Multiple Words Mapping to the Same Lowercase Form

A common source of bugs is overwriting earlier entries in the case-insensitive map.

For example:

wordlist = ["KiTe", "kite"]

Both normalize to "kite" in lowercase form. The problem requires returning the first occurrence, which is "KiTe".

The implementation handles this correctly by only inserting into the map if the key does not already exist.

Exact Match Must Override Other Matches

Consider:

wordlist = ["KiTe"]
query = "KiTe"

This query also matches under case-insensitive and vowel-error rules, but the exact match rule has higher priority.

The implementation checks the exact match set first, guaranteeing the correct precedence order.

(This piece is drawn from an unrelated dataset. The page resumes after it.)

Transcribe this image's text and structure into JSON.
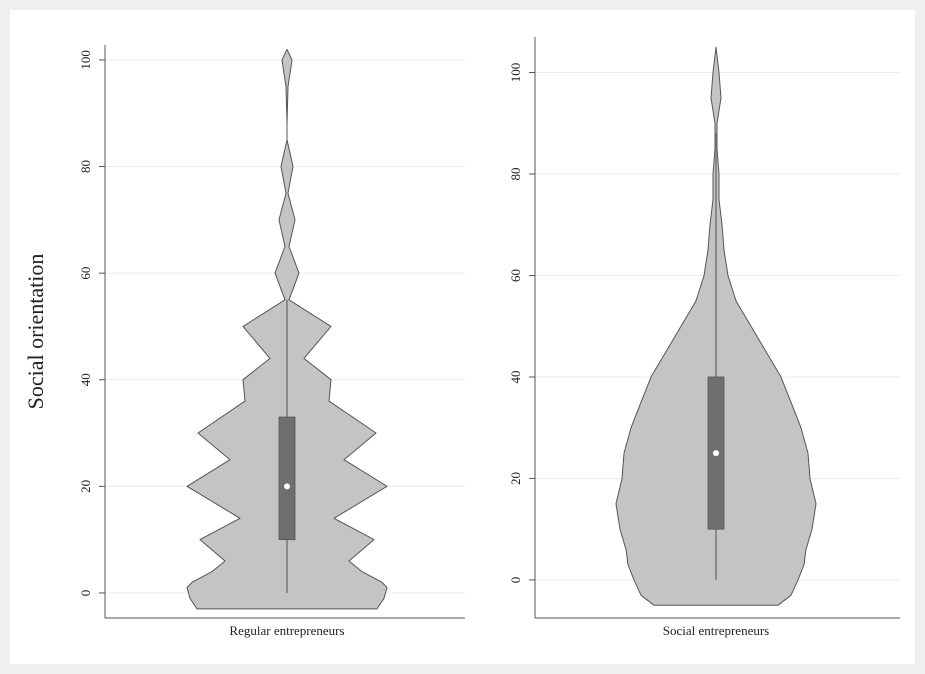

Words with Different Lengths

A naive implementation might incorrectly treat words with missing or extra letters as vowel matches.

For example:

wordlist = ["YellOw"]
query = "yllw"

Even though the consonants align somewhat, the words are not equivalent because characters are missing.

The normalization function preserves word length and consonant positions, so these words produce different normalized forms and correctly fail to match.